Britain's Home Secretary Priti Patel delivers her keynote speech on the third day of the annual Conservative Party conference at the Manchester Central convention complex, in Manchester, north-west England on Oct. 1, 2019.Paul Ellis / AFP - Getty Images

Attorney General William Barr and the U.K. Home Secretary, Priti Patel, signed the agreement at the British ambassador's residence in Washington. "Only by addressing the problem of timely access to electronic evidence of crime committed in one country that is stored in another, can we hope to keep pace with 21st Century threats," Barr said.

Both officials said the agreement will protect privacy and civil liberties by assuring that disclosures conform with data protection laws in the country where the data is stored. Once investigators in the U.S. get approval of an American court to obtain the data, they can go directly to U.K. communication service providers.
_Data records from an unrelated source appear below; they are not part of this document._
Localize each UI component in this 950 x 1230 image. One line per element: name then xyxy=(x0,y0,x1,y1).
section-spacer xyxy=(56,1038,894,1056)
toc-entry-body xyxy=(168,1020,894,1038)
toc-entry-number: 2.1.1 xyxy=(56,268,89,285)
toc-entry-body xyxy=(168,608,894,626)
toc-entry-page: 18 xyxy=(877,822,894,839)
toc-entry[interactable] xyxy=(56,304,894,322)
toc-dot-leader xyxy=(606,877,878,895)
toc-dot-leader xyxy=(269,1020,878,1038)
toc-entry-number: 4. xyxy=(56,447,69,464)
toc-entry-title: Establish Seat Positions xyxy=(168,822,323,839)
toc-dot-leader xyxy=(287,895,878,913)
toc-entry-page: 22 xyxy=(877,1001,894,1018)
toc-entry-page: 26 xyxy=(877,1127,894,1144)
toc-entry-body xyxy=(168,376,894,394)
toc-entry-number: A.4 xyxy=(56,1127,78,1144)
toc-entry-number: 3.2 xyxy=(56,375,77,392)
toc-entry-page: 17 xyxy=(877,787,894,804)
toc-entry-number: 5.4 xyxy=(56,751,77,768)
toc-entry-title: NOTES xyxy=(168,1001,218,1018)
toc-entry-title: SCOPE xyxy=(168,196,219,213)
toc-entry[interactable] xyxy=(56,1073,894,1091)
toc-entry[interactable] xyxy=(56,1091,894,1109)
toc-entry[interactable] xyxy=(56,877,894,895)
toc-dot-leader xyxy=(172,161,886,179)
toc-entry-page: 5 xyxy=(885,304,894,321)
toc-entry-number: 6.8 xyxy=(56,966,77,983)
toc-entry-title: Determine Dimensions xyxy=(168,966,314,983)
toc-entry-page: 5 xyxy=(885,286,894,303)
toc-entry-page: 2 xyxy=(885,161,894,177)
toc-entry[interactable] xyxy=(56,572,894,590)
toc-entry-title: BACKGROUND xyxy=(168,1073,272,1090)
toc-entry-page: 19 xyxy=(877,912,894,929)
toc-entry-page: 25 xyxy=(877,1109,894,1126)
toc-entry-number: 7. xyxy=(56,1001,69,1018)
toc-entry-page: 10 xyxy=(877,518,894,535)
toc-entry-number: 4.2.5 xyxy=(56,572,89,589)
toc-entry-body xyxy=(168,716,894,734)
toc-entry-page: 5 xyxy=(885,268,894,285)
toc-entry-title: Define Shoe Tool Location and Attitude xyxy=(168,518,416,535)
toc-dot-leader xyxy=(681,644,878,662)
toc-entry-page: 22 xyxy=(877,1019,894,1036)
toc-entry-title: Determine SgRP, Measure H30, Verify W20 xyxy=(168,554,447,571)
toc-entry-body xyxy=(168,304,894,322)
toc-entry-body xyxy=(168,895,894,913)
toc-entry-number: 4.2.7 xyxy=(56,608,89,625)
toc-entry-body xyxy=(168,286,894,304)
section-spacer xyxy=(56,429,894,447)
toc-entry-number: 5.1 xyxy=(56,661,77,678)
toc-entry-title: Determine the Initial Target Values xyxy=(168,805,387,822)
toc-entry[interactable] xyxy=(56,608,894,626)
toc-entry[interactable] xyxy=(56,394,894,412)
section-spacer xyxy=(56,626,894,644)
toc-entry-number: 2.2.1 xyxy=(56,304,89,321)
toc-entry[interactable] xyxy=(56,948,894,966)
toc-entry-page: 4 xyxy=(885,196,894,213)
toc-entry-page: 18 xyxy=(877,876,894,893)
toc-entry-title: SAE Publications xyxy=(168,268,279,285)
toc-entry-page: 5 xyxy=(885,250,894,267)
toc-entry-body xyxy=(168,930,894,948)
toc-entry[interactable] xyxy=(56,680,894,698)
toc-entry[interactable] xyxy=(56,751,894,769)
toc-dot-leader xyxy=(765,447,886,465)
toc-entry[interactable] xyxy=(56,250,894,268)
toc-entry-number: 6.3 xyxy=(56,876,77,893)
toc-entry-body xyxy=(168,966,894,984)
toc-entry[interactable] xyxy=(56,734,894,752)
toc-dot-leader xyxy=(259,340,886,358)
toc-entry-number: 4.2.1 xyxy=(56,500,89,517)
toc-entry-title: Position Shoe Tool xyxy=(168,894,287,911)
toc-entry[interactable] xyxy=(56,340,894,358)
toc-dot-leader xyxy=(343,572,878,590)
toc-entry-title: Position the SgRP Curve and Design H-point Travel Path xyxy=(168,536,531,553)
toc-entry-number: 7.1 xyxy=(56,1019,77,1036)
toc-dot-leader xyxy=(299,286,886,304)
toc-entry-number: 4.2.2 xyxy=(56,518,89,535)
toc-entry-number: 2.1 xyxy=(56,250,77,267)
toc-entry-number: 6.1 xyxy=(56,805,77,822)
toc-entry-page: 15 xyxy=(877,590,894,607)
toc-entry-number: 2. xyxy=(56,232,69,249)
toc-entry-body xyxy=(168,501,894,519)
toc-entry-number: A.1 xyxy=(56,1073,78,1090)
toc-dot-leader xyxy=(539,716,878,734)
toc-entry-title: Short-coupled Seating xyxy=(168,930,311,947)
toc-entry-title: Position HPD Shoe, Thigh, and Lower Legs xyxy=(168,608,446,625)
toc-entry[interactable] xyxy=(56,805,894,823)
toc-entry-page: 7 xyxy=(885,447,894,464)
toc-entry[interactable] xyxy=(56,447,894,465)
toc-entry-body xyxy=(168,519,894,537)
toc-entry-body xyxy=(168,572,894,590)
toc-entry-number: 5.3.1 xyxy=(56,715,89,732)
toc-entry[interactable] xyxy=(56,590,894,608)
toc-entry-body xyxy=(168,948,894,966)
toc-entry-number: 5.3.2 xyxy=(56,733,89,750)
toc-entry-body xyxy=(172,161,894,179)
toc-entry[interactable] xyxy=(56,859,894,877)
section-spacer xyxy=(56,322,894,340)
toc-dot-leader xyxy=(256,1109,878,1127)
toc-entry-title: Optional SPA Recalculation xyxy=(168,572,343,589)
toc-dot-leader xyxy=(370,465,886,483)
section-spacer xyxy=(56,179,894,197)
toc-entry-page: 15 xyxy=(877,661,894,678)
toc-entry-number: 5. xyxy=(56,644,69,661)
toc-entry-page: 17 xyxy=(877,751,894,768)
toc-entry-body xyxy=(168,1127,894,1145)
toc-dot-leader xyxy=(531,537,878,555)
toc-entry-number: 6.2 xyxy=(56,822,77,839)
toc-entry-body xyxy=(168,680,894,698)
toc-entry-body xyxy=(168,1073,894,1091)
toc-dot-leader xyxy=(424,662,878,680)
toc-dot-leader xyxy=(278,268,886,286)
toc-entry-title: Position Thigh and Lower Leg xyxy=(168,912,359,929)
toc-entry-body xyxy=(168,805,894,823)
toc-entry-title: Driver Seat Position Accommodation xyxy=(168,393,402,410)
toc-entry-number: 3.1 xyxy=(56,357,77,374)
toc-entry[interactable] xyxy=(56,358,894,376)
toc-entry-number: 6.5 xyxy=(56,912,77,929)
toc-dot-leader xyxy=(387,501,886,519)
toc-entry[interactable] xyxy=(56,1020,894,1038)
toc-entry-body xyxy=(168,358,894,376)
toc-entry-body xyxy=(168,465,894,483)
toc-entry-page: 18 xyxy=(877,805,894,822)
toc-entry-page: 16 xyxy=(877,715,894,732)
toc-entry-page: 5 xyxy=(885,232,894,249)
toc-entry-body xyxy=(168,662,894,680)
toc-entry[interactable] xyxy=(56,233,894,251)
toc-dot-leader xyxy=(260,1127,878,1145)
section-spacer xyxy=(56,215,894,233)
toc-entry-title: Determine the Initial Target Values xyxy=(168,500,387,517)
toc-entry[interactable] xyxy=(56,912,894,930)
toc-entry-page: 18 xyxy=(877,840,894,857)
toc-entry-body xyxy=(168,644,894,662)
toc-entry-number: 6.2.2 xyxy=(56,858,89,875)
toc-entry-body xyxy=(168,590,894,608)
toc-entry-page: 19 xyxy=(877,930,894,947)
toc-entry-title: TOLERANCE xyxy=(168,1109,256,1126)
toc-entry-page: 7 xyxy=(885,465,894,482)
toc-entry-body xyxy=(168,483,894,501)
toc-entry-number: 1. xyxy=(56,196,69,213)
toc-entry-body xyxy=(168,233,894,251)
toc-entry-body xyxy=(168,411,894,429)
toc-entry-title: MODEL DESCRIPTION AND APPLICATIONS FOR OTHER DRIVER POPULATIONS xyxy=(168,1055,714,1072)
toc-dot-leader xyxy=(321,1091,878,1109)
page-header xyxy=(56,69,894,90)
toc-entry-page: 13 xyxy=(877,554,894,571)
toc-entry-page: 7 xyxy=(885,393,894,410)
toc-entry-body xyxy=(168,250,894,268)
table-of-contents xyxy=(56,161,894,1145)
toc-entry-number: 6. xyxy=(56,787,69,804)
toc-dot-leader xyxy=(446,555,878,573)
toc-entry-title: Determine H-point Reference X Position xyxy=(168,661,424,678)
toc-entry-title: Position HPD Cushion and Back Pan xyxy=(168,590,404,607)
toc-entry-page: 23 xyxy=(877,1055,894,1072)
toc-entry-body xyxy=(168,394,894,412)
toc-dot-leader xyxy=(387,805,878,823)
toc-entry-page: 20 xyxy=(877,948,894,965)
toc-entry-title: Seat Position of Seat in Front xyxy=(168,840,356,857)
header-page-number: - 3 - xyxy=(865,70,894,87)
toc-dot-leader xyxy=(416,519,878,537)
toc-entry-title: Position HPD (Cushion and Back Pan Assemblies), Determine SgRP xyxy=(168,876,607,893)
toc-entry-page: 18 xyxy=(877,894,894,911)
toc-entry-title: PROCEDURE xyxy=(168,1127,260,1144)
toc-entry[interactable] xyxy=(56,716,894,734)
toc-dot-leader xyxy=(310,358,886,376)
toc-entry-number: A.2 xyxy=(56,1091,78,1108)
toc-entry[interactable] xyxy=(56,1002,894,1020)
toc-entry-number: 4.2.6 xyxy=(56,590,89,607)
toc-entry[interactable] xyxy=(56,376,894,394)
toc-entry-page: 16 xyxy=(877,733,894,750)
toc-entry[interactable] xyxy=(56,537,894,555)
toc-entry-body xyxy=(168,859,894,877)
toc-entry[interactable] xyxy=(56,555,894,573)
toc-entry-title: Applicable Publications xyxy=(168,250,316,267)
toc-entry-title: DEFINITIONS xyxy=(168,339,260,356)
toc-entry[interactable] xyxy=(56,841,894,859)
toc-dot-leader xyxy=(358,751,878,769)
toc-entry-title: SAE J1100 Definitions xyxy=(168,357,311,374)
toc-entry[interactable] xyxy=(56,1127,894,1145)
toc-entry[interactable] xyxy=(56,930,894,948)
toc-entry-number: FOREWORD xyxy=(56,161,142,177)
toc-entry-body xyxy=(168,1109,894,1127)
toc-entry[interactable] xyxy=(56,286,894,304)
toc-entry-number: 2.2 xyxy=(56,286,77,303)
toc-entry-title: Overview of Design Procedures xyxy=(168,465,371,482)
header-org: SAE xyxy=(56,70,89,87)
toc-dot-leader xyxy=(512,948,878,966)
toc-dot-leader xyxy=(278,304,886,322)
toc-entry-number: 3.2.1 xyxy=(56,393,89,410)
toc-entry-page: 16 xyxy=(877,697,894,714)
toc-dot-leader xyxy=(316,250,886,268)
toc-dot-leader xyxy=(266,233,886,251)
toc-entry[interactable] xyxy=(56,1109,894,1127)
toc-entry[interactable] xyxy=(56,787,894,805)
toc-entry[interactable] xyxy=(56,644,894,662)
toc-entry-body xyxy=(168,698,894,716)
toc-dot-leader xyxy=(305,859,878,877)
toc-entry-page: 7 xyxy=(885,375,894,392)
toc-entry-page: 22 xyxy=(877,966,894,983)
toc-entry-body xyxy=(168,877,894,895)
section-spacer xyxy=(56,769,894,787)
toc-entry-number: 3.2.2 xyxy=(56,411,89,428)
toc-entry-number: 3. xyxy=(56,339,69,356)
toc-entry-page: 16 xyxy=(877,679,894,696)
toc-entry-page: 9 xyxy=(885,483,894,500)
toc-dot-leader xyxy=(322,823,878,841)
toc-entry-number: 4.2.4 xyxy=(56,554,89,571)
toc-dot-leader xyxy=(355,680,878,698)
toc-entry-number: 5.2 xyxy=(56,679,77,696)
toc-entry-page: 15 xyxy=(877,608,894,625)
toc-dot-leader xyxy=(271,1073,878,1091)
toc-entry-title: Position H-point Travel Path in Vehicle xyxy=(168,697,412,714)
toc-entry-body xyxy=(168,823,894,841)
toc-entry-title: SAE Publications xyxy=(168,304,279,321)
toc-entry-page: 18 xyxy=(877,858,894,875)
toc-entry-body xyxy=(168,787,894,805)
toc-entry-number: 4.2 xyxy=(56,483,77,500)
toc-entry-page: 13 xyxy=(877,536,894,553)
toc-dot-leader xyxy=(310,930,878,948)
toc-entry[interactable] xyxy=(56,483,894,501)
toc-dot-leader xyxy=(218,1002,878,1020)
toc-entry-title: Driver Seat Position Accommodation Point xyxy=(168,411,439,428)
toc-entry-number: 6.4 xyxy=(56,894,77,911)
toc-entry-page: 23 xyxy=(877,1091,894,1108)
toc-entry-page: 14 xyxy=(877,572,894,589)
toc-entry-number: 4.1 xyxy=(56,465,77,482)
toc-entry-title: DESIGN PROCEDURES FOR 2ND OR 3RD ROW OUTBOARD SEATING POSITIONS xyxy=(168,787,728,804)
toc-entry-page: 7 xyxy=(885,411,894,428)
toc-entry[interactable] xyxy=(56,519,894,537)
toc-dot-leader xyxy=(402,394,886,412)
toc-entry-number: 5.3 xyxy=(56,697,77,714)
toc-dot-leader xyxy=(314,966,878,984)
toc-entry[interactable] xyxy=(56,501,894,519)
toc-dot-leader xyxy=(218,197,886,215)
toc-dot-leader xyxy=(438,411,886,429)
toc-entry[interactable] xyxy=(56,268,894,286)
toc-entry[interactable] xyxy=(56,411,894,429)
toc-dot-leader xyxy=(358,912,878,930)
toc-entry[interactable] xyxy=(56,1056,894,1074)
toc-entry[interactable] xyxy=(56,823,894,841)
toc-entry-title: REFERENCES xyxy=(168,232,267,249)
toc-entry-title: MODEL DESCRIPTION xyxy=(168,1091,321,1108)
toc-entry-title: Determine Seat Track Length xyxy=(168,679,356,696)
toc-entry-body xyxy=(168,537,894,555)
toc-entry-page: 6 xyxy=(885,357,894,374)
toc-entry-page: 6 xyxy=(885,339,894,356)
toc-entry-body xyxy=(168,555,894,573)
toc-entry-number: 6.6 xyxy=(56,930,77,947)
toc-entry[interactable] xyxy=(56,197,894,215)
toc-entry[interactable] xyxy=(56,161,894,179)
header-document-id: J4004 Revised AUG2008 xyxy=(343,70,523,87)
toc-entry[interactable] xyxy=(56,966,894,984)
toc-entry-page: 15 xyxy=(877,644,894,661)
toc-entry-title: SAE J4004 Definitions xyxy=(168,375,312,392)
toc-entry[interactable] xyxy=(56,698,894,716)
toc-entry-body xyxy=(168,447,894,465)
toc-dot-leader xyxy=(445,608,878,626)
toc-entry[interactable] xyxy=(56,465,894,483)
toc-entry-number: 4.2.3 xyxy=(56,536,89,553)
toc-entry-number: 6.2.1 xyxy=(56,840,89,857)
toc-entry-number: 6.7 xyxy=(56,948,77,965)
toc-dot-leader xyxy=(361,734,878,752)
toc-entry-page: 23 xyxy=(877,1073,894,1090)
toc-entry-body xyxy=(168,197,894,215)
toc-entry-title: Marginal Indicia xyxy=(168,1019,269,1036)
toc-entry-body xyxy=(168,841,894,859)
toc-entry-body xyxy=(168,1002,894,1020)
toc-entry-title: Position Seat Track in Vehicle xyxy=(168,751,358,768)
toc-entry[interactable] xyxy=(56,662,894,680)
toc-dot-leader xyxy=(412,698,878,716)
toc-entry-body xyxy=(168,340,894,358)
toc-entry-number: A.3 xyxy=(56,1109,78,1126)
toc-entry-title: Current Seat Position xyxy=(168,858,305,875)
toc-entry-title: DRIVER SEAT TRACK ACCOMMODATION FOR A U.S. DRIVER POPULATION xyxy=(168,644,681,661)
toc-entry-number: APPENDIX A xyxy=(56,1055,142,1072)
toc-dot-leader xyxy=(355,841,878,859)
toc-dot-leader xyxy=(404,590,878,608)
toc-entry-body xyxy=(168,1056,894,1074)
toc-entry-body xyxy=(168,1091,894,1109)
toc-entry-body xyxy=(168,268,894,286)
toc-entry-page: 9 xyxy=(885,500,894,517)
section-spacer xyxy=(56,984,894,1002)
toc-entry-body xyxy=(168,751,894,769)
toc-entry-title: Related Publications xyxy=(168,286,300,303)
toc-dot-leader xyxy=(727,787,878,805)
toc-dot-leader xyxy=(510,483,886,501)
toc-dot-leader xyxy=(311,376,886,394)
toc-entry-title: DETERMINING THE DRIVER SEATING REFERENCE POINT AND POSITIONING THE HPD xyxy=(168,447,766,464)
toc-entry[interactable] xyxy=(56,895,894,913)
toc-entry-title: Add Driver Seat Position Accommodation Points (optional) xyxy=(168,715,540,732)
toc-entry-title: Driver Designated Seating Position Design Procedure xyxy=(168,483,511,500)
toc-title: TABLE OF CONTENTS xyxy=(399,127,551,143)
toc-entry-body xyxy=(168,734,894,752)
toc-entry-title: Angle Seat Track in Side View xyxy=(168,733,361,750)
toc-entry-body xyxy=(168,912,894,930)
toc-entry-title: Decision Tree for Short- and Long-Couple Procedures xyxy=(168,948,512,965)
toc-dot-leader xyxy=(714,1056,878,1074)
U.K. authorities with their own court orders will have reciprocal access to U.S. tech companies.

The agreement is the first under the CLOUD Act, passed by Congress in 2018. It authorized the U.S. to enter into agreements with other countries, lifting each nation's legal barriers to the other's access to electronic data in certain criminal investigations. Under previous mutual legal assistance agreements, the process took at least several months to work its way through government bureaucracies.

The Justice Department said the agreement would speed up investigations in cases like the prosecution of Matthew Falder, a British graduate student who was arrested in 2017 and sentenced to 25 years in prison following a worldwide pedophile investigation. He posed online as a female artist and duped his victims into sharing nude pictures of themselves, which he then threatened to send to friends and relatives if they did submit to his demands for more graphic and violent images. He posted those subsequent pictures on websites devoted to torture and rape.

"Terrorists and pedophiles continue to exploit the Internet to spread their messages of hate, plan attacks on our citizens, and target the most vulnerable. As Home Secretary, I am determined to do everything in my power to stop them," Patel said.

Some U.S. civil liberties groups opposed the CLOUD Act and said it would reduce protection of individual rights. Eleni Kyriakides of the Electronic Privacy Information Center said under the agreement signed Thursday, "The U.K. will now be able to order the production of the content of e-mails located in the US from US companies, reaching across borders without getting a warrant from a US court or the involvement of US government. It will be on big tech companies to review these requests and object in cases of law enforcement overreach."